Anyways, when it comes to trust, do NOT expect it to ever be 100 percent ever again. It won't, and be sure your H knows that as well. That 100 is gone forever, and in my opinion, that's a good thing. IMO, we're ALL imperfect human beings and don't deserve that complete trust.
Like the late President Reagan said, "Trust... But verify".
Now, as for rebuilding at least some of the trust: Start small. In my situation, OM was a good friend who also worked with my W. Still does. When my W would leave for work, I had MAJOR anxiety attacks over and over during the time she was gone. I just "knew" they were spending their breaks together, talking, etc. As a way to alleviate this, my W started calling me during her breaks and her lunch. It was a way for her to show me that she was spending her free time with me and not with him. She did this on my request with no argument. Not only did it help alleviate those anxiety attacks, it helped to lay the foundation for the rebuilding of that broken trust.

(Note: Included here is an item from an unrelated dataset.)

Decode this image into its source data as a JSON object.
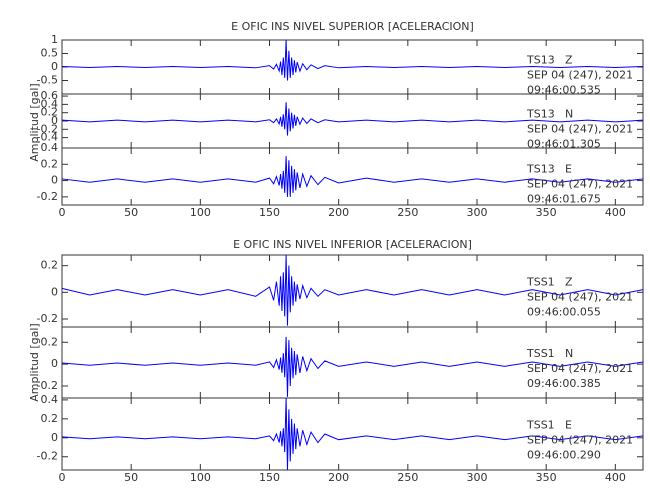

Another thing she did was, whenever she went anywhere without me, she would tell me exactly where she was going, what she going to be doing and what time she would be home.
Little things, yes, but they went a long way.
Another thing to try is a more "hands-on" approach to building trust: A blind walk. This is when one person gets blindfolded and the other's job is to lead them around safely. Being a blindie, I was forced to do this from almost day one after D-Day. It was eye opening (pun intended) to me, how much I DIDN'T want her to lead me around after D-Day. I honestly felt that I would rather risk that shopping mall during Xmas season without her. It's an experience, believe me.
Hope this helps,
Cory
Sight and Vision are two different things.